Great Horned Owl (Bubo virginianus) composite with blown eye

The top Great Horned Owl (photographed in Utah) in the composite above has normal eyes, the difference in the size of the pupils is caused by the angle of light dilating the pupils differently. The Great Horned Owl (photographed in Montana) shows a left "blown" eye. To me it looks like the pupil has leaked into the iris.

I've seen this condition in the species I have shown in my images and I've also seen it occur in Bald Eagles.

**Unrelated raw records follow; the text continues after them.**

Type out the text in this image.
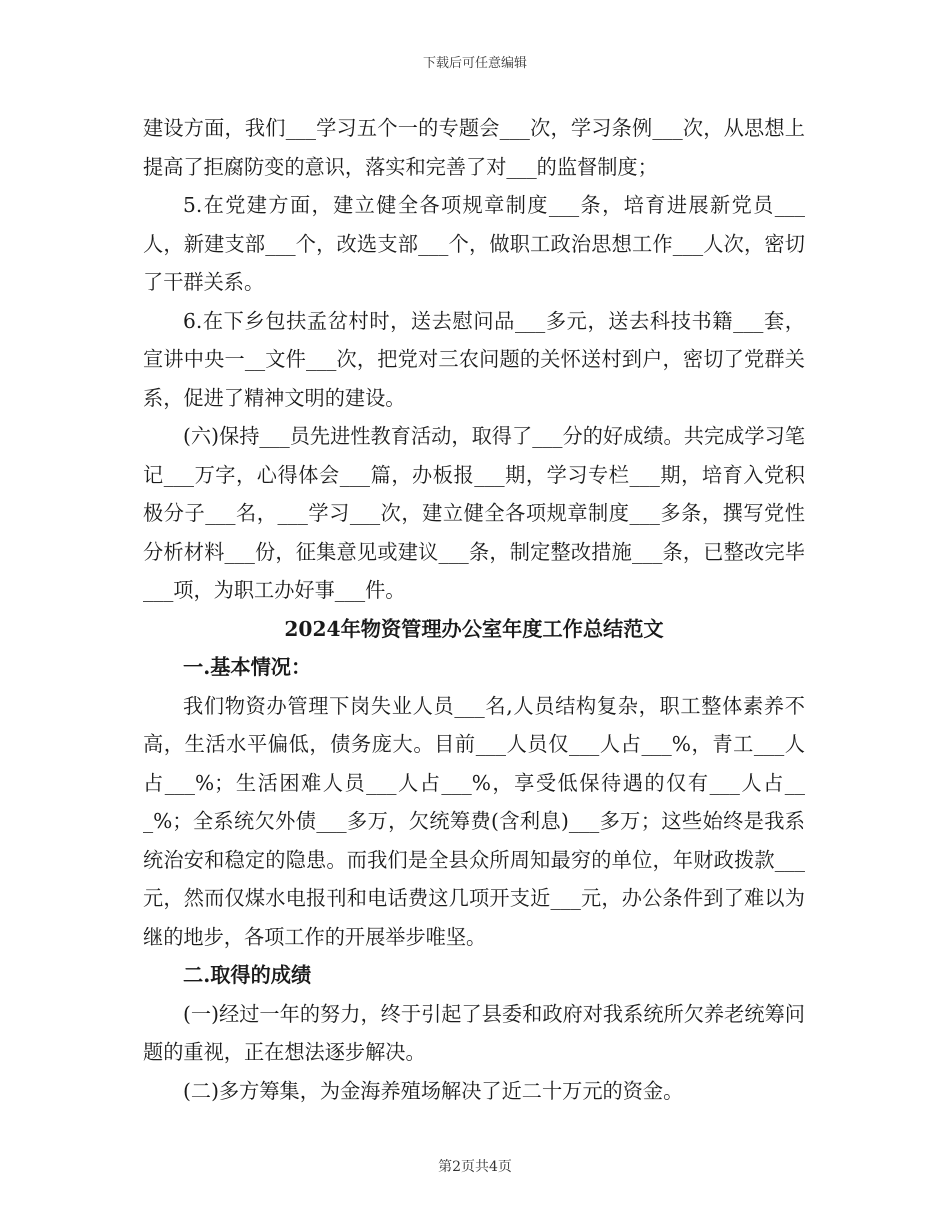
下载后可任意编辑

建设方面，我们___学习五个一的专题会___次，学习条例___次，从思想上提高了拒腐防变的意识，落实和完善了对___的监督制度；

5.在党建方面，建立健全各项规章制度___条，培育进展新党员___人，新建支部___个，改选支部___个，做职工政治思想工作___人次，密切了干群关系。

6.在下乡包扶孟岔村时，送去慰问品___多元，送去科技书籍___套，宣讲中央一__文件___次，把党对三农问题的关怀送村到户，密切了党群关系，促进了精神文明的建设。

(六)保持___员先进性教育活动，取得了___分的好成绩。共完成学习笔记___万字，心得体会___篇，办板报___期，学习专栏___期，培育入党积极分子___名，___学习___次，建立健全各项规章制度___多条，撰写党性分析材料___份，征集意见或建议___条，制定整改措施___条，已整改完毕___项，为职工办好事___件。

2024年物资管理办公室年度工作总结范文

一.基本情况：

我们物资办管理下岗失业人员___名,人员结构复杂，职工整体素养不高，生活水平偏低，债务庞大。目前___人员仅___人占___%，青工___人占___%；生活困难人员___人占___%，享受低保待遇的仅有___人占___%；全系统欠外债___多万，欠统筹费(含利息)___多万；这些始终是我系统治安和稳定的隐患。而我们是全县众所周知最穷的单位，年财政拨款___元，然而仅煤水电报刊和电话费这几项开支近___元，办公条件到了难以为继的地步，各项工作的开展举步唯坚。

二.取得的成绩

(一)经过一年的努力，终于引起了县委和政府对我系统所欠养老统筹问题的重视，正在想法逐步解决。

(二)多方筹集，为金海养殖场解决了近二十万元的资金。

第2页共4页
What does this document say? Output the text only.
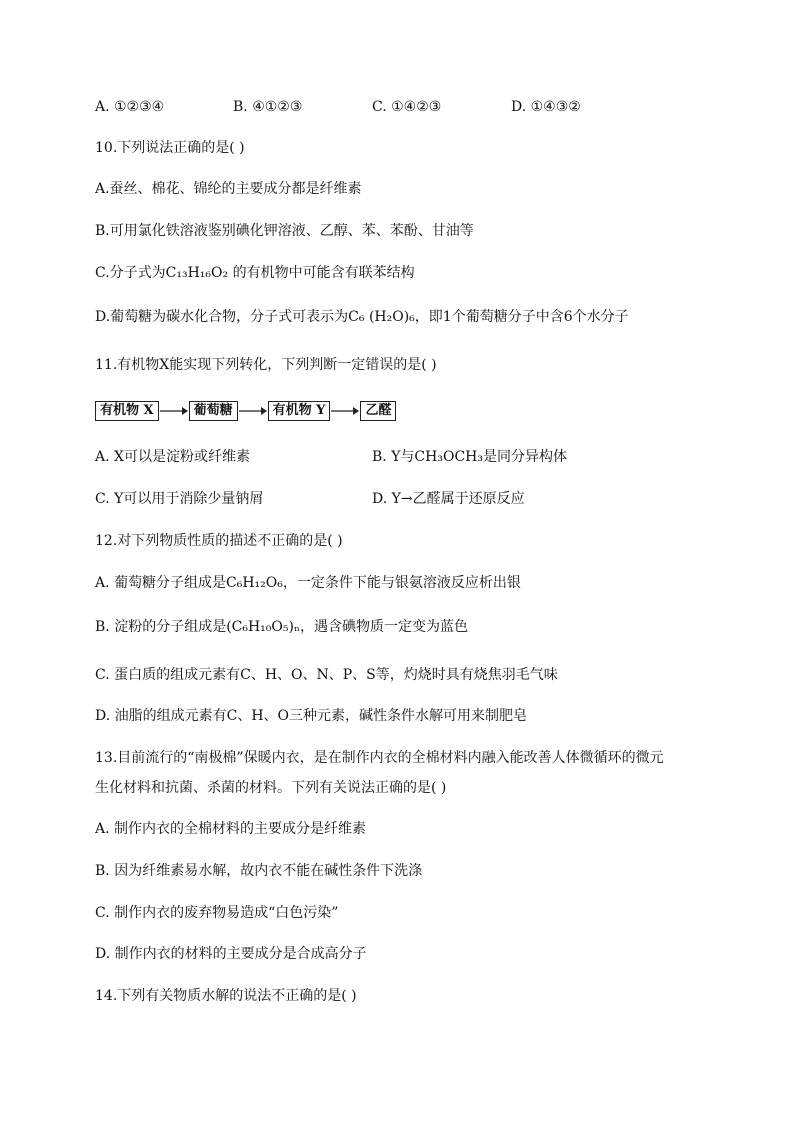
A. ①②③④	B. ④①②③	C. ①④②③	D. ①④③②
10.下列说法正确的是( )
A.蚕丝、棉花、锦纶的主要成分都是纤维素
B.可用氯化铁溶液鉴别碘化钾溶液、乙醇、苯、苯酚、甘油等
C.分子式为C₁₃H₁₆O₂ 的有机物中可能含有联苯结构
D.葡萄糖为碳水化合物，分子式可表示为C₆ (H₂O)₆，即1个葡萄糖分子中含6个水分子
11.有机物X能实现下列转化，下列判断一定错误的是( )
有机物 X	葡萄糖	有机物 Y	乙醛
A. X可以是淀粉或纤维素	B. Y与CH₃OCH₃是同分异构体
C. Y可以用于消除少量钠屑	D. Y→乙醛属于还原反应
12.对下列物质性质的描述不正确的是( )
A. 葡萄糖分子组成是C₆H₁₂O₆，一定条件下能与银氨溶液反应析出银
B. 淀粉的分子组成是(C₆H₁₀O₅)ₙ，遇含碘物质一定变为蓝色
C. 蛋白质的组成元素有C、H、O、N、P、S等，灼烧时具有烧焦羽毛气味
D. 油脂的组成元素有C、H、O三种元素，碱性条件水解可用来制肥皂
13.目前流行的“南极棉”保暖内衣，是在制作内衣的全棉材料内融入能改善人体微循环的微元
生化材料和抗菌、杀菌的材料。下列有关说法正确的是( )
A. 制作内衣的全棉材料的主要成分是纤维素
B. 因为纤维素易水解，故内衣不能在碱性条件下洗涤
C. 制作内衣的废弃物易造成“白色污染”
D. 制作内衣的材料的主要成分是合成高分子
14.下列有关物质水解的说法不正确的是( )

None of the birds I have photographed with blown eyes appear to have any difficulty seeing and it doesn't seem to limit their ability to stalk or hunt prey. The Yellow-crowned Night Heron in the image above stalked, captured and ate three Ghost Crabs while I observed and photographed it. American Oystercatchers probe for their prey and none of the birds with blown eye that I observed exhibited any more difficulty in locating food than the adults nearby that did not have this condition. The Great Horned Owl with the blown eye was a male and the pair had three chicks and I am almost certain he had no difficulties providing food for them.

I wonder how many other species exhibit "blown eyes" and what the cause is. Injury or Congenital Defect. I would love to read additional input on this topic so please feel free to comment.

Mia McPherson


  1. Very interesting, Mia. A little while back I did a painting of an American Oystercatcher based on a photo I took and noticed the dark flecks in its eye. When researching about it for my blog post (, I came across a very cool article that may explain this phenomenon in Oystercatchers. Basically, the amount of flecks in the eye may determine the sex of the bird! Very cool, I think. Here is the link:

  2. Fascinating post, Mia! I have never noticed "blown eye" in any of the birds I have seen before. I did not even know the condition existed until I read this post. Very interesting! All of your close-up photographs are excellent!

  3. I haven't even heard of this condition before. Cutting edge Mia!

  4. ...this is really interesting, Mia. I have seen it, but only rarely. I wondered if the bird was injured. I had not idea the condition had a name! Love the photos...and the info!

  5. First of all, let me tell you your photos are truly fantastic!
    You have raised an interesting subject, and I would love to have the answer too!
    Just maybe it could be due also by repeated contact with external (ie insecticides and so forth) or internal pollution (junk food: especially in humans!) and the new generations develop these kinds of defects, some visible some much less (infertility...). Then it might become congenital...
    I would not think injury is the cause since too many birds are involved.
    Only specialists could give a beginning of answer...!
    Well done and a subject worth looking for true answers!
    Cheers Tammy!

  6. Thanks for all the comments on this post plus the kind words on my photography. Yesterday I was sent an image of a Great Egret from Melbourne, Australia that shows a blown eye too. I wonder how many species this can occur in.

  7. Hi Mia, great post and fantastic images as always. My guess is these are injuries. The pupil is actually an opening in the iris muscle. Interesting, horses eyes all have a bit of this look to them, for them it is normal (the first time i saw it in a horse my daughter was riding, i worriedly brought the trainer over and her reply, oh that's normal.)

  8. Truly fascinating as always, Mia, and fantastic images as well.